In 1974, she began writing television drama. She worked on almost 200 scripts for the soap opera Close to Home, and other shows she wrote for in the 1970s and 1980s included Gloss, Country GP, Open House and Peppermint Twist. In 1981 she wrote the play Pawn to Queen Two which was workshopped and performed by the Downstage Theatre.

In 1982, she wrote the television drama Casualties of Peace, inspired by her father's experience, which was nominated for best script at the New Zealand Feltex Awards. In 1989 she devised the live television show Missing, on which people were reunited with families and friends, and lobbied Jonathan Hunt for changes to the law that would make it possible for adopted children whose birth mothers had died to access family information and locate their family members.

Together with Michael A. Noonan she wrote for drama show Homeward Bound. She received the award for Best Writer of a Script for a Series/Serial at the 1993 GOFTA Awards for her work on the show. She worked on a range of other television shows during the 1990s, including notably for the sitcom version of The Billy T James Show, and received award nominations for the shows Duggan and Marlin Bay. Duggan actress Katie Wolfe described Callingham as having great empathy and understanding of female characters, and Callingham commented that she tried to write parts specifically for older actresses: "We have such a lot of good older actresses in this country who very seldom get good parts. It's something you can do as a female writer, you can say OK, I can think of four really good actresses between the age of 50 and 70, any of whom would have a ball in this role."

==Media work==
In the 1990s, Callingham and her husband Brian Edwards began a media training company, and they co-wrote How to Survive and Win with the Media (2000). A review for the Evening Post described it as an "easy read, good natured, practical and encouraging", although noted that the book "is full of what most of us would regard as common sense". Callingham and Edwards have said that most of their clients are businesspeople and politicians.

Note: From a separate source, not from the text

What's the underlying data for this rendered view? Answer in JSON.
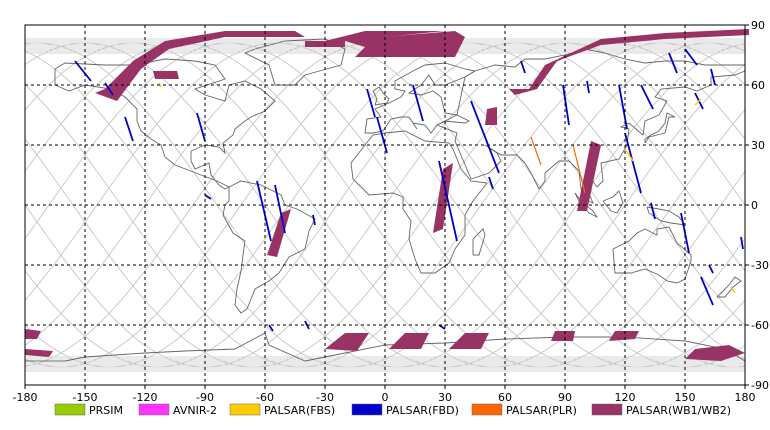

Callingham and her husband provided media training to Helen Clark from the mid-1990s to the late 2000s, including after she became prime minister in 1999. They were credited for converting her into a capable television performer, including by encouraging her to soften her voice and ensuring that she appeared serious or smiled when appropriate. They also provided media training to ministers in her government. In 2007, journalist Tracy Watkins claimed "all new ministers are offered the Edwards-Callingham treatment". In 2011 it was reported that they had provided media training to Wellington mayor Celia Wade-Brown.

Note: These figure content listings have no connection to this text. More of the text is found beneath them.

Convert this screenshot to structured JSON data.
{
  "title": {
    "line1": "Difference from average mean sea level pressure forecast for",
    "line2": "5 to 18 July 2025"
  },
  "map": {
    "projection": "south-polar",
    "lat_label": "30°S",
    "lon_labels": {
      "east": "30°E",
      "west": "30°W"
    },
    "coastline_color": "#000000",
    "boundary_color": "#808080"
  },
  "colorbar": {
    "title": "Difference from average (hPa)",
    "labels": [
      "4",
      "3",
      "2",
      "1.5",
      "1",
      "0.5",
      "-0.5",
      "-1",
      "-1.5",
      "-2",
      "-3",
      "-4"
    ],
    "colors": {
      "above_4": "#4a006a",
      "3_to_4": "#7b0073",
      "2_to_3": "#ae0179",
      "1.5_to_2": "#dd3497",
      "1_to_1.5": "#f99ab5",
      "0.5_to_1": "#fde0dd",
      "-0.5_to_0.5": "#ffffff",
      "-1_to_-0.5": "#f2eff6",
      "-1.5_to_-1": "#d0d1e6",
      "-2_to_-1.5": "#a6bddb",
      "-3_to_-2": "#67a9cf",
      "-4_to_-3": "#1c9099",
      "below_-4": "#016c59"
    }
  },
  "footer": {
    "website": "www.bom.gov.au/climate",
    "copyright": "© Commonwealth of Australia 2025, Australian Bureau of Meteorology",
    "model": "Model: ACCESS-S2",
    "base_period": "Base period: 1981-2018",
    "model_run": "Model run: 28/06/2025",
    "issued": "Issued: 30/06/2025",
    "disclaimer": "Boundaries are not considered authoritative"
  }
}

==Appointments and later career==
Callingham was the president and chair of the New Zealand Writers Guild for three years in the 1990s, and in 2001 she became the first president of the New Zealand Writers Foundation. She represented New Zealand in policy and research at the International Affiliation of Writers Guilds. From 1999 to 2001, she was the chair of the New Zealand Academy of Film and Television Arts. In the 2001 Queen's Birthday Honours, Callingham was appointed a Companion of the New Zealand Order of Merit, for services to drama.

From 2002 to 2007, Calllingham sat on the board of NZ On Air, and from 2004 to 2007 was the board's deputy chair. ACT politician Rodney Hide criticised her appointment, asking whether it was "payback for this prime minister and other ministers' media training" (referring to the training offered by Callingham and her husband to Helen Clark). The criticism was rejected by Broadcasting Minister Steve Maharey. Another source of controversy was that Callingham was on the board at the time her husband applied for, and received, funding for a television show. She had, however, recused herself from the decision-making process in line with conflict-of-interest rules.

In 2013, Callingham graduated from the University of Auckland with a Bachelor of Arts degree with first-class honours in political studies. She is also a Fellow of Trinity College of Music in speech and drama.